This spiced cauliflower shawarma with chickpeas for protein and a creamy red pepper, garlic, yogurt sauce is a delicious plant-based twist on the classic Turkish dish.

Ingredients You’ll Need
You’ll find the full ingredient list with measurements in the recipe card below, but here’s a quick look at everything you’ll need:
- Cumin
- Ground coriander
- Sumac
- Salt
- Cayenne pepper (optional, if you want a little extra zing)
- Cauliflower
- Red pepper
- Garlic
- Canned chickpeas
- Olive oil
- Lemon juice
- Raw cashews
- Natural yogurt (soy or coconut work best)
- Red onion
- Fresh parsley
- Pitas
Instructions
I’ve broken it down into easy steps with photos to help you make my Cauliflower Shawarma with Red Pepper Sauce — let’s dive in!

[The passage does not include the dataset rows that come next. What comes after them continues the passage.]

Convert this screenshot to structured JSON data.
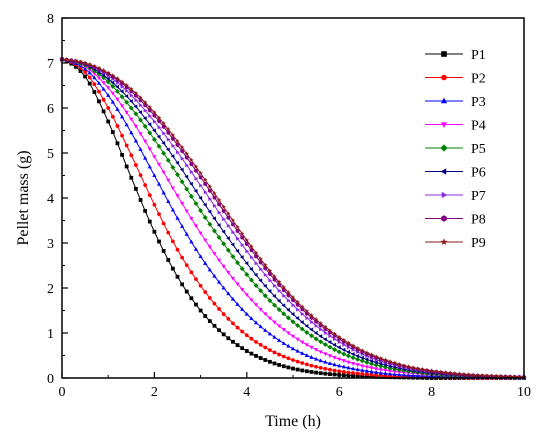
{
  "chart_data": {
    "type": "line",
    "xlabel": "Time (h)",
    "ylabel": "Pellet mass (g)",
    "xlim": [
      0,
      10
    ],
    "ylim": [
      0,
      8
    ],
    "x_ticks": [
      0,
      2,
      4,
      6,
      8,
      10
    ],
    "y_ticks": [
      0,
      1,
      2,
      3,
      4,
      5,
      6,
      7,
      8
    ],
    "grid": false,
    "legend_position": "top-right",
    "x_samples": [
      0,
      0.5,
      1,
      1.5,
      2,
      2.5,
      3,
      3.5,
      4,
      4.5,
      5,
      5.5,
      6,
      6.5,
      7,
      7.5,
      8,
      8.5,
      9,
      9.5,
      10
    ],
    "series": [
      {
        "name": "P1",
        "color": "#000000",
        "marker": "square",
        "values": [
          7.08,
          6.7,
          5.7,
          4.45,
          3.25,
          2.25,
          1.5,
          0.97,
          0.6,
          0.36,
          0.21,
          0.12,
          0.07,
          0.04,
          0.02,
          0.01,
          0.0,
          0.0,
          0.0,
          0.0,
          0.0
        ]
      },
      {
        "name": "P2",
        "color": "#ff0000",
        "marker": "circle",
        "values": [
          7.08,
          6.8,
          6.0,
          4.95,
          3.85,
          2.85,
          2.05,
          1.42,
          0.95,
          0.62,
          0.4,
          0.25,
          0.15,
          0.09,
          0.05,
          0.03,
          0.02,
          0.01,
          0.0,
          0.0,
          0.0
        ]
      },
      {
        "name": "P3",
        "color": "#0000ff",
        "marker": "triangle-up",
        "values": [
          7.08,
          6.87,
          6.28,
          5.45,
          4.5,
          3.55,
          2.7,
          2.0,
          1.42,
          0.98,
          0.65,
          0.42,
          0.27,
          0.17,
          0.1,
          0.06,
          0.04,
          0.02,
          0.01,
          0.01,
          0.0
        ]
      },
      {
        "name": "P4",
        "color": "#ff00ff",
        "marker": "triangle-down",
        "values": [
          7.08,
          6.92,
          6.45,
          5.75,
          4.92,
          4.05,
          3.22,
          2.48,
          1.85,
          1.33,
          0.93,
          0.63,
          0.42,
          0.27,
          0.17,
          0.11,
          0.07,
          0.04,
          0.02,
          0.01,
          0.01
        ]
      },
      {
        "name": "P5",
        "color": "#008000",
        "marker": "diamond",
        "values": [
          7.08,
          6.95,
          6.58,
          6.0,
          5.3,
          4.52,
          3.72,
          2.98,
          2.3,
          1.72,
          1.25,
          0.87,
          0.58,
          0.38,
          0.24,
          0.15,
          0.09,
          0.05,
          0.03,
          0.02,
          0.01
        ]
      },
      {
        "name": "P6",
        "color": "#000080",
        "marker": "triangle-left",
        "values": [
          7.08,
          6.97,
          6.65,
          6.15,
          5.5,
          4.78,
          4.0,
          3.25,
          2.55,
          1.93,
          1.42,
          1.0,
          0.68,
          0.45,
          0.29,
          0.18,
          0.11,
          0.07,
          0.04,
          0.02,
          0.01
        ]
      },
      {
        "name": "P7",
        "color": "#8a2be2",
        "marker": "triangle-right",
        "values": [
          7.08,
          6.98,
          6.72,
          6.28,
          5.7,
          5.02,
          4.28,
          3.53,
          2.82,
          2.17,
          1.62,
          1.16,
          0.8,
          0.53,
          0.34,
          0.21,
          0.13,
          0.08,
          0.05,
          0.03,
          0.02
        ]
      },
      {
        "name": "P8",
        "color": "#800080",
        "marker": "hexagon",
        "values": [
          7.08,
          6.99,
          6.76,
          6.37,
          5.83,
          5.18,
          4.46,
          3.71,
          2.98,
          2.31,
          1.73,
          1.25,
          0.87,
          0.58,
          0.38,
          0.24,
          0.15,
          0.09,
          0.05,
          0.03,
          0.02
        ]
      },
      {
        "name": "P9",
        "color": "#8b1a1a",
        "marker": "star",
        "values": [
          7.08,
          7.0,
          6.78,
          6.42,
          5.9,
          5.26,
          4.55,
          3.8,
          3.06,
          2.38,
          1.79,
          1.3,
          0.91,
          0.61,
          0.4,
          0.25,
          0.16,
          0.1,
          0.06,
          0.04,
          0.02
        ]
      }
    ]
  }
}
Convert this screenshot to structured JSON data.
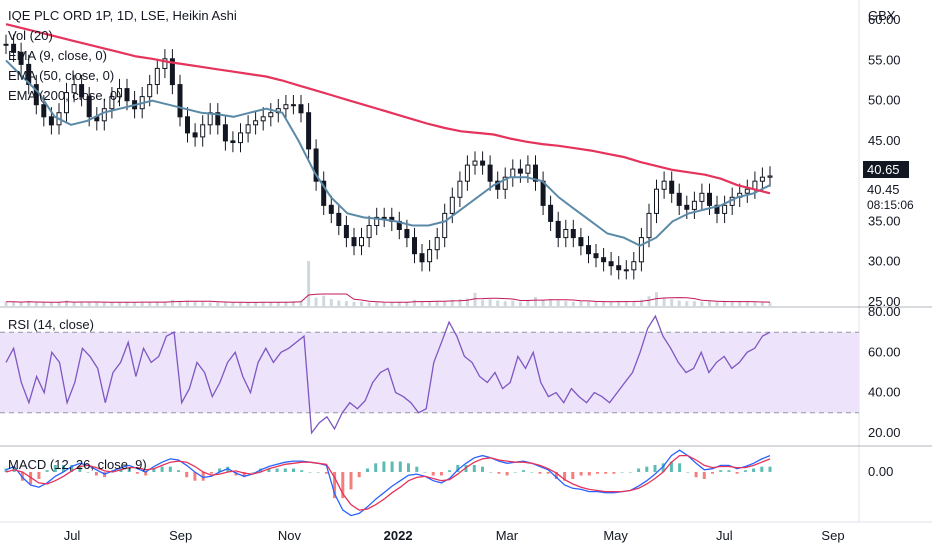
{
  "chart_data": [
    {
      "type": "candlestick",
      "title": "IQE PLC ORD 1P, 1D, LSE, Heikin Ashi",
      "currency": "GBX",
      "indicators": [
        "Vol (20)",
        "EMA (9, close, 0)",
        "EMA (50, close, 0)",
        "EMA (200, close, 0)"
      ],
      "price_ticks": [
        "60.00",
        "55.00",
        "50.00",
        "45.00",
        "35.00",
        "30.00",
        "25.00"
      ],
      "ylim": [
        24.5,
        62.5
      ],
      "last_price": "40.65",
      "prev_close": "40.45",
      "countdown": "08:15:06",
      "price_series": [
        57,
        56,
        54.5,
        52,
        49.5,
        48,
        47,
        48.5,
        51,
        52,
        50.5,
        48,
        47.5,
        49,
        50.5,
        51.5,
        50,
        49,
        50.5,
        52,
        54,
        55.2,
        52,
        48,
        46,
        45.5,
        47,
        48.5,
        47,
        45,
        44.8,
        46,
        47,
        47.5,
        48,
        48.5,
        49,
        49.5,
        49.5,
        48.5,
        44,
        40,
        37,
        36,
        34.5,
        33,
        32,
        33,
        34.5,
        35.5,
        35.5,
        35,
        34,
        33,
        31,
        30,
        31.5,
        33,
        36,
        38,
        40,
        42,
        42.5,
        42,
        40,
        39,
        40.5,
        41.5,
        41,
        42,
        40,
        37,
        35,
        33,
        34,
        33,
        32,
        31,
        30.5,
        30,
        29.5,
        29,
        29,
        30,
        33,
        36,
        39,
        40,
        38.5,
        37,
        36.5,
        37.5,
        38.5,
        37,
        36,
        37,
        38,
        38.5,
        39,
        40,
        40.5,
        40.65
      ],
      "ema200": [
        59.5,
        59,
        58.5,
        58,
        57.5,
        57,
        56.5,
        56,
        55.5,
        55.2,
        54.8,
        54.5,
        54.2,
        53.9,
        53.6,
        53.3,
        53,
        52.5,
        51.9,
        51.3,
        50.7,
        50.1,
        49.5,
        48.9,
        48.3,
        47.7,
        47.1,
        46.6,
        46.2,
        46,
        45.8,
        45.3,
        44.9,
        44.6,
        44.4,
        44.1,
        43.8,
        43.4,
        43,
        42.4,
        41.9,
        41.4,
        41.1,
        40.8,
        40.3,
        39.5,
        39,
        38.5
      ],
      "ema50": [
        55,
        53,
        51,
        48,
        47,
        47.5,
        48.5,
        49,
        49.5,
        50,
        49.5,
        49,
        48.5,
        48.3,
        48,
        48.5,
        49,
        48.5,
        45,
        41,
        38,
        36,
        35.5,
        35.3,
        35,
        34.5,
        34.5,
        35,
        36.5,
        38,
        39.5,
        40.5,
        40.5,
        40,
        38,
        36.5,
        35,
        33.5,
        33,
        32,
        33,
        35,
        36,
        36.5,
        37,
        38,
        38.5,
        39.5
      ],
      "volume": [
        0.6,
        0.6,
        0.5,
        0.7,
        0.5,
        0.5,
        0.5,
        0.6,
        0.8,
        0.5,
        0.6,
        0.5,
        0.5,
        0.5,
        0.6,
        0.6,
        0.6,
        0.5,
        0.6,
        0.5,
        0.6,
        0.6,
        0.9,
        0.7,
        0.8,
        0.6,
        0.6,
        0.5,
        0.5,
        0.5,
        0.5,
        0.6,
        0.5,
        0.5,
        0.6,
        0.5,
        0.5,
        0.6,
        0.7,
        0.7,
        6.5,
        1.2,
        1.5,
        1,
        0.8,
        0.7,
        0.6,
        0.6,
        0.5,
        0.5,
        0.5,
        0.5,
        0.6,
        0.6,
        0.9,
        0.7,
        0.6,
        0.7,
        0.6,
        0.9,
        1,
        1.1,
        1.9,
        0.9,
        1,
        0.8,
        0.7,
        0.8,
        0.6,
        0.9,
        1.3,
        0.8,
        1,
        0.8,
        0.7,
        0.6,
        0.7,
        0.6,
        0.6,
        0.6,
        0.6,
        0.7,
        0.7,
        0.7,
        0.9,
        1.4,
        2,
        1.2,
        1,
        0.8,
        0.7,
        0.7,
        0.6,
        0.7,
        0.6,
        0.6,
        0.6,
        0.7,
        0.6,
        0.5,
        0.5,
        0.5
      ]
    },
    {
      "type": "line",
      "title": "RSI (14, close)",
      "ticks": [
        "80.00",
        "60.00",
        "40.00",
        "20.00"
      ],
      "ylim": [
        14,
        82
      ],
      "upper_band": 70,
      "lower_band": 30,
      "values": [
        55,
        62,
        45,
        35,
        48,
        40,
        60,
        55,
        35,
        45,
        62,
        58,
        52,
        35,
        50,
        55,
        65,
        48,
        62,
        55,
        58,
        68,
        70,
        35,
        42,
        55,
        50,
        38,
        45,
        55,
        60,
        48,
        40,
        55,
        62,
        55,
        60,
        62,
        65,
        68,
        20,
        25,
        28,
        22,
        30,
        35,
        32,
        36,
        45,
        50,
        52,
        40,
        38,
        35,
        30,
        32,
        55,
        65,
        75,
        68,
        58,
        55,
        48,
        45,
        50,
        42,
        45,
        58,
        52,
        60,
        45,
        38,
        40,
        35,
        42,
        38,
        35,
        40,
        38,
        35,
        40,
        45,
        50,
        60,
        72,
        78,
        68,
        62,
        55,
        50,
        52,
        60,
        50,
        55,
        58,
        52,
        55,
        60,
        62,
        68,
        70
      ],
      "series": [
        {
          "name": "RSI",
          "color": "#7e57c2"
        }
      ]
    },
    {
      "type": "macd",
      "title": "MACD (12, 26, close, 9)",
      "ticks": [
        "0.00"
      ],
      "ylim": [
        -4.5,
        2.2
      ],
      "macd": [
        0.2,
        0.5,
        -0.5,
        -1.2,
        -1.4,
        -1,
        -0.4,
        0,
        0.5,
        0.8,
        0.6,
        0.2,
        -0.2,
        0.1,
        0.4,
        0.6,
        0.3,
        0,
        0.5,
        0.9,
        1.2,
        1.1,
        0.6,
        0,
        -0.5,
        -0.4,
        0,
        0.3,
        -0.1,
        -0.4,
        -0.2,
        0.2,
        0.5,
        0.7,
        0.9,
        1,
        1,
        0.9,
        0.8,
        0.6,
        -2,
        -3.5,
        -4,
        -3.8,
        -3.2,
        -2.5,
        -1.9,
        -1.3,
        -0.8,
        -0.3,
        -0.2,
        -0.4,
        -0.8,
        -1,
        -0.6,
        0.2,
        0.8,
        1.3,
        1.5,
        1.3,
        1,
        0.8,
        0.9,
        1,
        0.8,
        0.5,
        0.2,
        -0.5,
        -1.2,
        -1.5,
        -1.6,
        -1.8,
        -1.8,
        -1.9,
        -1.9,
        -1.8,
        -1.7,
        -1.3,
        -0.8,
        -0.2,
        0.5,
        1.5,
        2,
        1.5,
        0.8,
        0.2,
        0.3,
        0.6,
        0.6,
        0.3,
        0.5,
        0.8,
        1.2,
        1.5
      ],
      "signal": [
        0,
        0.2,
        0,
        -0.5,
        -1,
        -1.1,
        -0.8,
        -0.4,
        0.1,
        0.5,
        0.6,
        0.4,
        0.1,
        0,
        0.2,
        0.4,
        0.4,
        0.2,
        0.3,
        0.6,
        0.9,
        1,
        0.9,
        0.5,
        0,
        -0.3,
        -0.2,
        0,
        0.1,
        -0.1,
        -0.2,
        0,
        0.3,
        0.5,
        0.7,
        0.8,
        0.9,
        0.9,
        0.8,
        0.7,
        -0.5,
        -2,
        -3,
        -3.5,
        -3.4,
        -3,
        -2.5,
        -1.9,
        -1.4,
        -0.8,
        -0.5,
        -0.4,
        -0.6,
        -0.8,
        -0.7,
        -0.2,
        0.4,
        0.9,
        1.2,
        1.3,
        1.1,
        1,
        0.9,
        0.9,
        0.8,
        0.6,
        0.3,
        -0.1,
        -0.7,
        -1.1,
        -1.4,
        -1.6,
        -1.7,
        -1.8,
        -1.8,
        -1.8,
        -1.7,
        -1.5,
        -1.1,
        -0.6,
        0,
        0.9,
        1.5,
        1.5,
        1.1,
        0.6,
        0.4,
        0.5,
        0.5,
        0.4,
        0.4,
        0.6,
        0.9,
        1.2
      ],
      "series": [
        {
          "name": "MACD",
          "color": "#2962ff"
        },
        {
          "name": "Signal",
          "color": "#ff6d00"
        }
      ]
    }
  ],
  "x_axis": {
    "ticks": [
      "Jul",
      "Sep",
      "Nov",
      "2022",
      "Mar",
      "May",
      "Jul",
      "Sep"
    ],
    "bold_tick": "2022"
  },
  "colors": {
    "up": "#131722",
    "ema9": "#131722",
    "ema50": "#5b8aa8",
    "ema200": "#e5335b",
    "volume": "#cfd8dc",
    "rsi_band": "#ede3fb",
    "rsi_line": "#7e57c2",
    "macd_line": "#2962ff",
    "signal_line": "#e5335b",
    "hist_pos": "#26a69a",
    "hist_neg": "#ef5350",
    "price_tag_bg": "#131722"
  },
  "legend": {
    "title": "IQE PLC ORD 1P, 1D, LSE, Heikin Ashi",
    "vol": "Vol (20)",
    "ema9": "EMA (9, close, 0)",
    "ema50": "EMA (50, close, 0)",
    "ema200": "EMA (200, close, 0)",
    "rsi": "RSI (14, close)",
    "macd": "MACD (12, 26, close, 9)"
  }
}
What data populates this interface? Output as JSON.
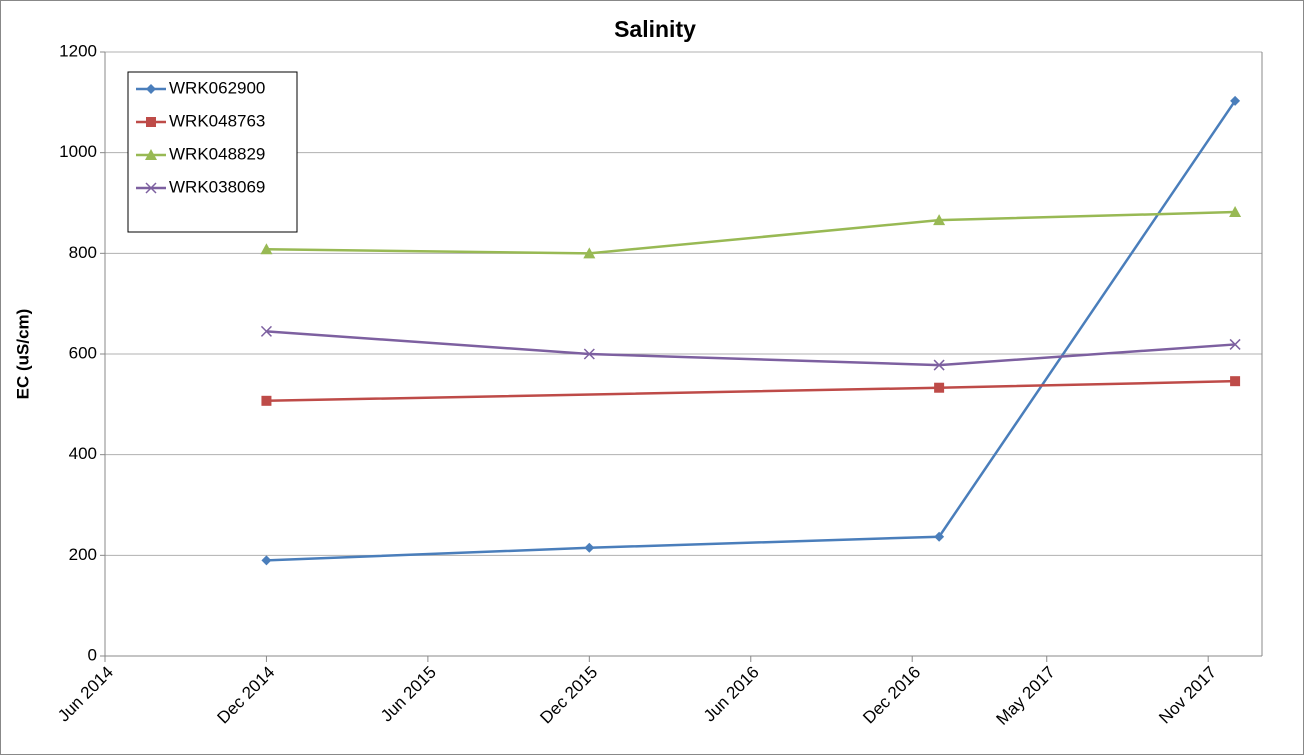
{
  "chart_data": {
    "type": "line",
    "title": "Salinity",
    "y_label": "EC (uS/cm)",
    "xticks": [
      {
        "value": "2014-06",
        "label": "Jun 2014"
      },
      {
        "value": "2014-12",
        "label": "Dec 2014"
      },
      {
        "value": "2015-06",
        "label": "Jun 2015"
      },
      {
        "value": "2015-12",
        "label": "Dec 2015"
      },
      {
        "value": "2016-06",
        "label": "Jun 2016"
      },
      {
        "value": "2016-12",
        "label": "Dec 2016"
      },
      {
        "value": "2017-05",
        "label": "May 2017"
      },
      {
        "value": "2017-11",
        "label": "Nov 2017"
      }
    ],
    "xlim": [
      "2014-06",
      "2018-01"
    ],
    "ylim": [
      0,
      1200
    ],
    "yticks": [
      0,
      200,
      400,
      600,
      800,
      1000,
      1200
    ],
    "grid": true,
    "legend": "upper left",
    "series": [
      {
        "name": "WRK062900",
        "color": "#4a7ebb",
        "marker": "diamond",
        "x": [
          "2014-12",
          "2015-12",
          "2017-01",
          "2017-12"
        ],
        "values": [
          190,
          215,
          237,
          1103
        ]
      },
      {
        "name": "WRK048763",
        "color": "#be4b48",
        "marker": "square",
        "x": [
          "2014-12",
          "2017-01",
          "2017-12"
        ],
        "values": [
          507,
          533,
          546
        ]
      },
      {
        "name": "WRK048829",
        "color": "#98b954",
        "marker": "triangle",
        "x": [
          "2014-12",
          "2015-12",
          "2017-01",
          "2017-12"
        ],
        "values": [
          808,
          800,
          866,
          882
        ]
      },
      {
        "name": "WRK038069",
        "color": "#7d60a0",
        "marker": "x",
        "x": [
          "2014-12",
          "2015-12",
          "2017-01",
          "2017-12"
        ],
        "values": [
          645,
          600,
          578,
          619
        ]
      }
    ]
  }
}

Step One: Preheat your oven and air fryer. Mix the spices in a small bowl — cumin, coriander, sumac, salt, and cayenne if you’re feeling spicy.

Step Two: Toss the chickpeas with some of the spice mix and olive oil. Pop them in the air fryer and cook, shaking halfway through.

Step Three: Coat the cauliflower florets with the rest of the spices and olive oil.

Step Four: Spread vegetables on a tray along with the red pepper and garlic, and roast. Flip everything and continue roasting until done.

Step Five: Peel the garlic and skin the pepper, then add them to a blender with the lemon juice, cashews, yogurt, and a pinch of salt.

Step Six: Blend until smooth.

Step Seven: To assemble, spread the sauce on your pitas, load them up with cauliflower, chickpeas, red onion, and parsley.

Cauliflower Shawarma with Red Pepper Sauce (Vegan)
Equipment
- Oven
- Air fryer
Ingredients
Spices
- 2 tsp cumin
- 2 tsp ground coriander
- 2 tsp sumac
- 2 tsp salt
- 1/2 tsp cayenne pepper optional
Vegetables
- 1 medium head of cauliflower broken into large florets
- 1 large red pepper (capsicum)
- 3 cloves garlic unpeeled
- 800 g canned chickpeas drained and rinsed
- 3.5 tbsp olive oil
Sauce
- 2-3 tbsp fresh lemon juice juice from about 1 lemon
- 1/3 cup raw cashews soaked in boiling water for 15 minutes and drained
- 1/2 cup natural yogurt unsweetened – I use soy or coconut
- 1/2 tsp salt
To serve
- 8 large pitas warmed
- 1/2 red onion finely sliced
- fresh parsley leaves roughly chopped
Instructions
- Preheat oven to 425°F/220°C and air fryer to 390°F/200°C.
Spices
- In a small bowl, combine the spices: cumin, ground coriander, sumac, salt and cayenne pepper (optional).
Vegetables
- Add chickpeas to a medium size bowl and coat with roughly 1/3 of the spice mix and 1 tbsp olive oil. Transfer chickpeas to the air fryer basket and air fry for 12-15 minutes until golden and crispy, shaking the basket half way through. *See notes for oven option.
- Add cauliflower florets to a large mixing bowl and coat with 2 tbsp of olive oil and roughly 2/3 of the spice mix. Transfer to a large lined roasting tray. Place the red pepper onto the same tray, along with the unpeeled garlic cloves, use your hands to coat with 1/2 tbsp olive oil and a small sprinkle of salt.
- Place the tray into the oven and roast for 20 minutes. Flip, then continue roasting for an additional 15-20 minutes until pepper is blistered and cauliflower is tender.
- Wrap the pepper in aluminum foil and leave to sweat for 10 minutes. Being careful not to burn yourself, peel the skin from the pepper, remove the stalk and seeds, then roughly chop remaining pepper. Peel the garlic cloves.
Sauce
- Add the garlic cloves, pepper, and all other sauce ingredients to a high-powered blender. Blend for 30-60 seconds or until smooth.
Assemble
- Spread the sauce onto the pitas, then top with cauliflower, chickpeas, red onion and parsley. Serve immediately.